So Jeff Abarta, A & R head for Epitaph Records (which owns Anti, Tom Waits' label,
http://www.anti.com/home.php) sent me a message on Youtube yesterday about some live Tom Waits video clips I posted for public viewing [see:
http://youtube.com/profile?user=DaggerMoon] a while back. Apparently, it has come to Tom's attention that some of the numerous videos of his performances made available on YouTube by fans are not (yet) in his personal collection, and he'd like to check them out, or have copies of them - something that's quite understandable, I think, so he asked Jeff to download whatever rare clips he could find there. Since Youtube has its own built-in player and it's not possible to download files, Jeff wrote to ask if it would be possible for me to direct-send him the videos somehow. My first response was to wonder whether I was being seduced into a copyright-violation trap, but I checked out Jeff's employee page on Epitaph's site [
http://www.epitaph.com/about/employee/28] and realized that the label's punk rock roots, and the anti-corporate/-authoritarian sentiments so vehemently espoused by its initial "patron" band, Bad Religion, made Jeff a highly unlikely seducer in that sense. I cordially replied to Jeff from my Dagger Moonlight e-mail account, under whose name my Youtube videos are registered, asking him if he would be able to receive the files from me via Skype.

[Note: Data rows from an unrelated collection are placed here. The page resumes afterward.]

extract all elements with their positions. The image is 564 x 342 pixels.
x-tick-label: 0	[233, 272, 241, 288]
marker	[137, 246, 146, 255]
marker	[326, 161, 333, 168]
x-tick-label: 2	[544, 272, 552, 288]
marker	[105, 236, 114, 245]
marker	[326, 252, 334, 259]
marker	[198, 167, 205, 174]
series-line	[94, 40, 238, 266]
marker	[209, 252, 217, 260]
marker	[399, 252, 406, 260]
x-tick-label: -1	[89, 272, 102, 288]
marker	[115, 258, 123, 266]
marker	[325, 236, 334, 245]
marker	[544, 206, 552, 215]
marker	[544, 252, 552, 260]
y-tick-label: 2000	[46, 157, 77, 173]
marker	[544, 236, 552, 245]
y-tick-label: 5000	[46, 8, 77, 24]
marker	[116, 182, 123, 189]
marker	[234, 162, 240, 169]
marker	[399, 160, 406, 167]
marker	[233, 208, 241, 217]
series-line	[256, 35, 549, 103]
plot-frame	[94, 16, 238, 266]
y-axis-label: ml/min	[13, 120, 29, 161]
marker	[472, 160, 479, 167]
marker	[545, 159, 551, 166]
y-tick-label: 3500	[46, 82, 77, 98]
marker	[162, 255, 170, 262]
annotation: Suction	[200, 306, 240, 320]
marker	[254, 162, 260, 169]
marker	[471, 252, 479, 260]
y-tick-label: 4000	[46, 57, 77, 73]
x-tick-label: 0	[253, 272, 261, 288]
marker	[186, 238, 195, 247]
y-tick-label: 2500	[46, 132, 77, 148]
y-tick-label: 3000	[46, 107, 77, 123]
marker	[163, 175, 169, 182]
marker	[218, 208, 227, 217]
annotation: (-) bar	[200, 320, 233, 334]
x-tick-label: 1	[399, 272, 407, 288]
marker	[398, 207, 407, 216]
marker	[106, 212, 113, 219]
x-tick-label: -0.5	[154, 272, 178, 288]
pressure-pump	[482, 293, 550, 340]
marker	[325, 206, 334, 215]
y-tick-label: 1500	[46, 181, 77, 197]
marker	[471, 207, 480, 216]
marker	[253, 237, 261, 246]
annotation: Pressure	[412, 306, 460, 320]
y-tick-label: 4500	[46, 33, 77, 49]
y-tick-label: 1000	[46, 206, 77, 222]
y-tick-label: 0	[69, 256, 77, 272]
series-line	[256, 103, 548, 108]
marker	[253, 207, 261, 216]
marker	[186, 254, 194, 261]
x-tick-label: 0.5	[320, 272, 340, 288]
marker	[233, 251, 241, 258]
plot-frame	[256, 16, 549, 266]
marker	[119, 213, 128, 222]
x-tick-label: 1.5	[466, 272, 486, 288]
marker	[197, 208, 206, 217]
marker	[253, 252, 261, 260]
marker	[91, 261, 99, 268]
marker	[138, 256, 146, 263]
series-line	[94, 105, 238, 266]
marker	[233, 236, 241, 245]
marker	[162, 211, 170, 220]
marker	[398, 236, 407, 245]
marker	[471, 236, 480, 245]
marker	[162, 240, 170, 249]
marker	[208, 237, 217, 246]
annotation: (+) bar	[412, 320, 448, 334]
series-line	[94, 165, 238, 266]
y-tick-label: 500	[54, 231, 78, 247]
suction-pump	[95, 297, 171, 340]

My enthusiasm about the honor of entering into even second-hand contact with the Eyeball Kid, whose music I nonetheless called "a kind of musical seance" was of course impossible to repress. "If you get a chance," I wrote, "pass my respects on to Tom." Jeff replied that he doesn't have Skype, and asked if I would I mind just burning the files onto a cd and mailing them to him? He added that he was sure Tom had never heard the term "musical seance" and couldn't wait to pass this complement along to the man himself, who is "quite a character" and would surely appreciate the imagery. He gave me his address at the record label and promised to forward my remarks to Mr. Waits. The fact that I go by the name of "Dagger" will stand me well, I imagine, and I'm already thinking about ways to initiate closer contact when I mail the video. Maybe I'll slip in a blue valentine, or a couple of gold-plated shark dentures. If he writes back, I'll scrape the DNA from the envelope and clone a little Tom, then train him to play soccer and see what happens. If Tom 2 plays soccer the way Tom 1 writes songs, I might even start watching sports, but. . .let's not jump to conclusions. Second-hand or no, I'm delighted just to have gotten the chance to pet Tom's monkey. And it's reassuring that he isn't out to punish fans for sharing snippets of his genius.